The New Jersey Department of Corrections has a public web site that anyone can view. Part of that web site offers an offender search where you can look up people in the prison system by name. So last week I had a need to check something on that site.
While I was there I decided to check in on a couple of people I knew were in the system; some of them were career ender’s. As I searched for and located them- I was shocked by a reality that presented itself to me.
I popped in the name of young man that had been sentenced to life without parole for his criminal actions. When I last saw him at trial in 1998, he was a healthy, 26 year old man; intelligent and quick witted. When he was arrested I interviewed him several times. His crimes were very bad, no doubt it, and he was in the position he was in due to his actions and decisions, but he was congenial enough. Part of the game for both sides involved in a criminal investigation is to win over the other person, to work the situation to your best advantage. For the police that is to get a truthful and complete confession. For the defendant that is to gain the sympathy of the officers and mitigate their problems as much as possible. That being said, this man was not the monster in the closet you would imagine; in person he was pleasant, funny and easy to talk to. I could not help but to think that if I had met him anywhere else I would have thought he was a nice guy.
During our conversations he confessed to his crimes. Eventually he went to trial where he was found guilty and was sentenced to life in prison without parole; case closed. That was the last I thought about him until I looked him up on the web site these many years later.
I sat in my office as the computer screen flickered and the different web pages appeared showing hundreds of faces; suddenly there he was. In my mind I pictured the healthy, vital, 26 year old man from the interviews. What I saw on the screen was completely different.
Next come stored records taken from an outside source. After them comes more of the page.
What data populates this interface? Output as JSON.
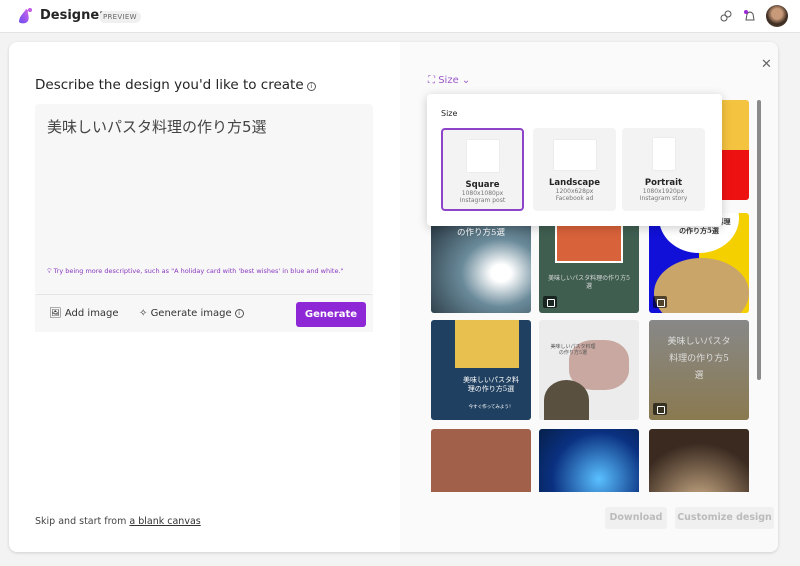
{
  "header": {
    "app_name": "Designer",
    "badge": "PREVIEW"
  },
  "left": {
    "title": "Describe the design you'd like to create",
    "prompt_value": "美味しいパスタ料理の作り方5選",
    "tip": "Try being more descriptive, such as \"A holiday card with 'best wishes' in blue and white.\"",
    "add_image": "Add image",
    "generate_image": "Generate image",
    "generate": "Generate",
    "skip_prefix": "Skip and start from ",
    "skip_link": "a blank canvas"
  },
  "right": {
    "size_label": "Size",
    "download": "Download",
    "customize": "Customize design",
    "tiles": [
      {
        "text": ""
      },
      {
        "text": ""
      },
      {
        "text": "美味しいパスタ\n料理の作り方5選"
      },
      {
        "text": "美味しいパスタ料理\nの作り方5選"
      },
      {
        "text": "美味しいパスタ料理の作り方5\n選"
      },
      {
        "text": "美味しいパスタ料理\nの作り方5選"
      },
      {
        "text": "美味しいパスタ料\n理の作り方5選",
        "sub": "今すぐ作ってみよう！"
      },
      {
        "text": "美味しいパスタ料理\nの作り方5選"
      },
      {
        "text": "美味しいパスタ\n料理の作り方5\n選"
      },
      {
        "text": ""
      },
      {
        "text": ""
      },
      {
        "text": ""
      }
    ]
  },
  "size_popover": {
    "heading": "Size",
    "options": [
      {
        "name": "Square",
        "dims": "1080x1080px",
        "use": "Instagram post"
      },
      {
        "name": "Landscape",
        "dims": "1200x628px",
        "use": "Facebook ad"
      },
      {
        "name": "Portrait",
        "dims": "1080x1920px",
        "use": "Instagram story"
      }
    ]
  },
  "colors": {
    "accent": "#8e27d6"
  }
}
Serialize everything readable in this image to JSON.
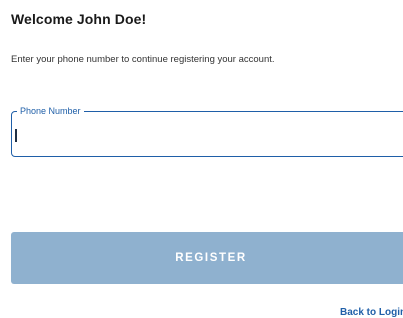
{
  "header": {
    "title": "Welcome John Doe!",
    "subtitle": "Enter your phone number to continue registering your account."
  },
  "phone_field": {
    "label": "Phone Number",
    "value": "",
    "placeholder": ""
  },
  "actions": {
    "register_label": "REGISTER",
    "back_to_login_label": "Back to Login"
  },
  "colors": {
    "accent": "#1f5fa8",
    "button_disabled": "#8fb1cf",
    "button_text": "#ffffff"
  }
}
He would now be 42 years old. The rough edges of the street had been worn away from him. The look of youth was gone. What I saw now was a man who was struggling; a person adrift on the sea of life going no where. As I looked at this picture, I could feel the smile on my face fade away. His eyes were dull, his body language, even in the photo, revealed he was spiritually beaten up. I could sense the loneliness and emptiness of his existence and felt pity for him. I stared at the image for a long time; its stark truth unflinchingly displayed.
As I hit the exit key and left the web page and that image behind I thought: “what a great tragedy it is for those people who commit such acts that require the rest of us to lock them away”. What a loss for their families and what a desperate situation it must be for them.
This experience, seeing this face from the past, and the realities of his day to day life caught me off guard. I can’t say it caused some type of soul searching grief, it did not. I did what was right, I did what was necessary to protect many other innocent people by taking this guy off the street. His actions and our system of justice did the rest and I sleep like a baby at night. Seeing that picture though, that moment frozen in time did give me pause. Seeing any person, regardless of how deserving, having to live such a life is a terribly sad situation.
As my introspection session ended and the experience was put in its proper place, I said a prayer for him, his victims and all the cops out in the street doing the hard work that needs to be done every day.